Tarihin Başlangıcı mı Sonu mu
Birçok siyasal akım savunucusu her yeni bir belirsizlik
döneminde kitlelere uyarıcı etkide bulunmak amacıyla kendi ideolojilerinin
altın çağa ulaşacağını iddia etmekten çekinmezler. Bu doğrultu da bir ideoloji
için sona gelinmişken, bir diğer ideoloji ise sonsuz zaferini iddia etmeye
çalışabilir. Dolayısıyla da tarih henüz yeni başlıyordur. İşte Ortadoğu da da
bugüne kadar sosyalizmden milliyetçiliğe birçok akım belirli sürelerde
egemenlik iddiasında bulunmuşlar, ancak istikrarı bir türlü getirememişlerdir.

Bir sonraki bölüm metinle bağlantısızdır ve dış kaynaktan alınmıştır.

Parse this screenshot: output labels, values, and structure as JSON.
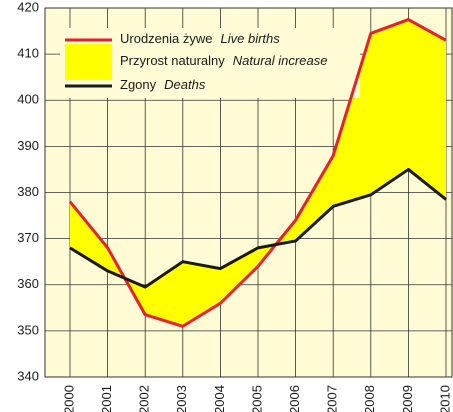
{
  "chart_data": {
    "type": "line",
    "categories": [
      "2000",
      "2001",
      "2002",
      "2003",
      "2004",
      "2005",
      "2006",
      "2007",
      "2008",
      "2009",
      "2010"
    ],
    "series": [
      {
        "name": "Urodzenia żywe",
        "name_en": "Live births",
        "color": "#e8202a",
        "values": [
          378,
          368,
          353.5,
          351,
          356,
          364,
          374,
          388,
          414.5,
          417.5,
          413
        ]
      },
      {
        "name": "Zgony",
        "name_en": "Deaths",
        "color": "#1a1a1a",
        "values": [
          368,
          363,
          359.5,
          365,
          363.5,
          368,
          369.5,
          377,
          379.5,
          385,
          378.5
        ]
      }
    ],
    "area": {
      "name": "Przyrost naturalny",
      "name_en": "Natural increase",
      "color": "#ffff00"
    },
    "ylim": [
      340,
      420
    ],
    "yticks": [
      340,
      350,
      360,
      370,
      380,
      390,
      400,
      410,
      420
    ],
    "grid": true,
    "background": "#fffbd5"
  }
}
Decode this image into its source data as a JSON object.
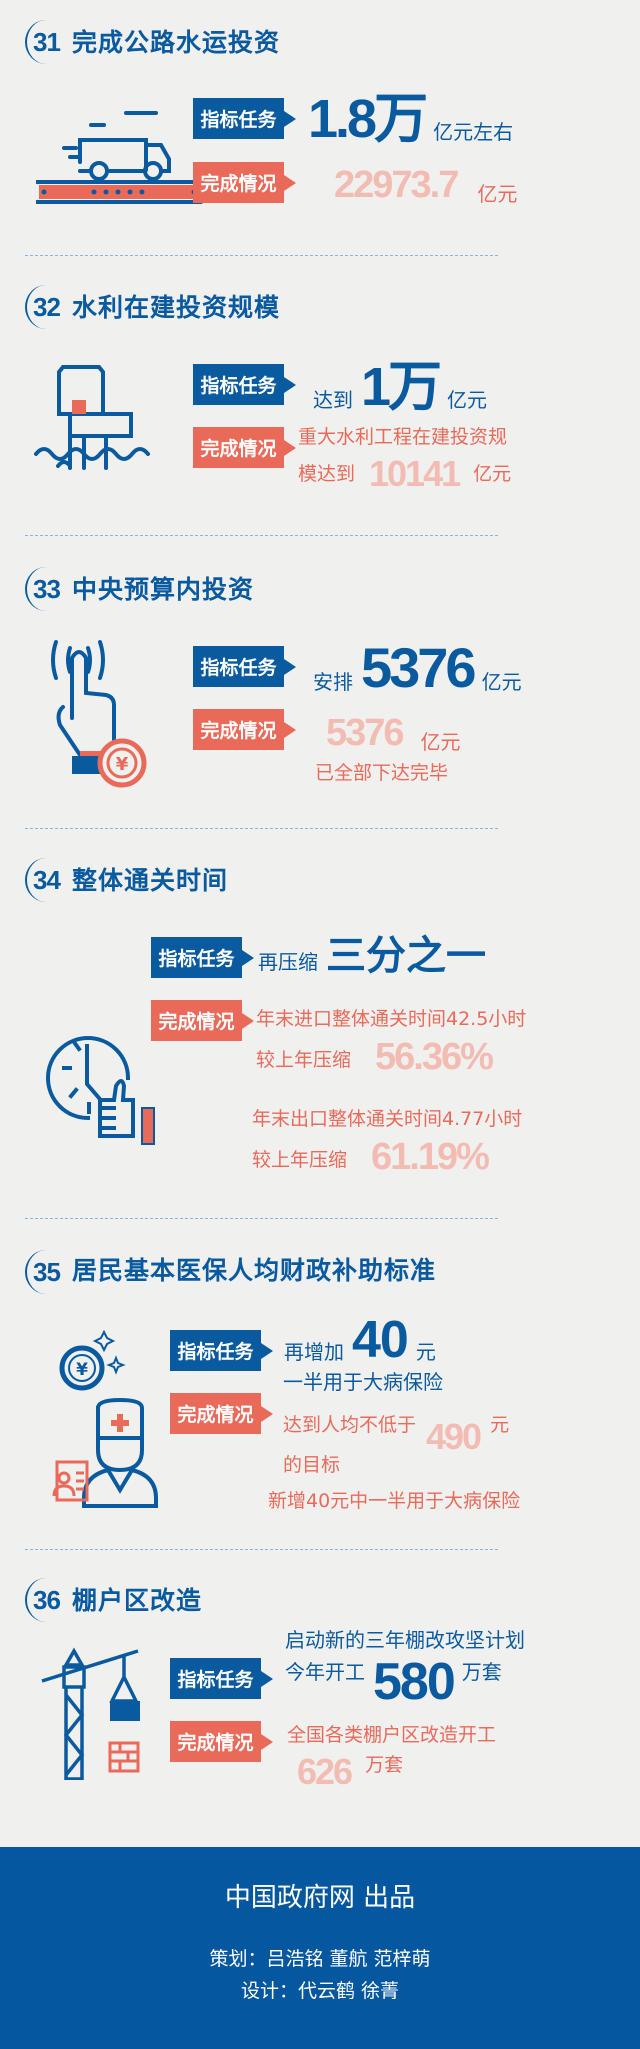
{
  "labels": {
    "target": "指标任务",
    "done": "完成情况"
  },
  "colors": {
    "blue": "#0a5aa0",
    "coral": "#ea6a5a",
    "faded": "#f2bcb2",
    "footer": "#0558a0"
  },
  "sections": [
    {
      "num": "31",
      "title": "完成公路水运投资",
      "icon": "truck-on-road-icon",
      "target_value": "1.8万",
      "target_unit": "亿元左右",
      "done_value": "22973.7",
      "done_unit": "亿元"
    },
    {
      "num": "32",
      "title": "水利在建投资规模",
      "icon": "water-dam-icon",
      "target_prefix": "达到",
      "target_value": "1万",
      "target_unit": "亿元",
      "done_line1": "重大水利工程在建投资规",
      "done_line2": "模达到",
      "done_value": "10141",
      "done_unit": "亿元"
    },
    {
      "num": "33",
      "title": "中央预算内投资",
      "icon": "hand-tap-yuan-coin-icon",
      "target_prefix": "安排",
      "target_value": "5376",
      "target_unit": "亿元",
      "done_value": "5376",
      "done_unit": "亿元",
      "done_note": "已全部下达完毕"
    },
    {
      "num": "34",
      "title": "整体通关时间",
      "icon": "clock-thumbs-up-icon",
      "target_prefix": "再压缩",
      "target_value": "三分之一",
      "done_a_line1": "年末进口整体通关时间42.5小时",
      "done_a_line2": "较上年压缩",
      "done_a_value": "56.36%",
      "done_b_line1": "年末出口整体通关时间4.77小时",
      "done_b_line2": "较上年压缩",
      "done_b_value": "61.19%"
    },
    {
      "num": "35",
      "title": "居民基本医保人均财政补助标准",
      "icon": "doctor-yuan-coin-icon",
      "target_prefix": "再增加",
      "target_value": "40",
      "target_unit": "元",
      "target_note": "一半用于大病保险",
      "done_line1": "达到人均不低于",
      "done_value": "490",
      "done_unit": "元",
      "done_line2": "的目标",
      "done_note": "新增40元中一半用于大病保险"
    },
    {
      "num": "36",
      "title": "棚户区改造",
      "icon": "tower-crane-icon",
      "target_note": "启动新的三年棚改攻坚计划",
      "target_prefix": "今年开工",
      "target_value": "580",
      "target_unit": "万套",
      "done_line1": "全国各类棚户区改造开工",
      "done_value": "626",
      "done_unit": "万套"
    }
  ],
  "footer": {
    "publisher": "中国政府网  出品",
    "planning": "策划：吕浩铭   董航   范梓萌",
    "design": "设计：代云鹤  徐菁"
  }
}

Son zamanlarda ortaya atılan Siyasal İslamcılık yaklaşımları (ne kadar hâkim
olduğu tartışılır) ise bölgede beklenen etkiyi yaratamadı. Başarısızlık bir
tarafa kendileri sonrası otoriter ve hizipçi yönetimlerin doğmasına da yol
açtılar. İşte böyle bir ortamda artık hangi aktörler kadar hangi siyasal
akımların bölgede yeni dönemde etkili olacağı tartışılması gerekir. İslam
dünyası bu noktada kitle psikolojisine uygun bir şekilde kendisine yöneltilen
suni akımların etkisine kapılmamakta dikkatli olmak zorundadır. İnsanların
siyasetten beklentileri kalmadığı bu dönemde kapılıp gidilebilecek yanlış
siyasal akımlar daha büyük zararlar doğurabilir.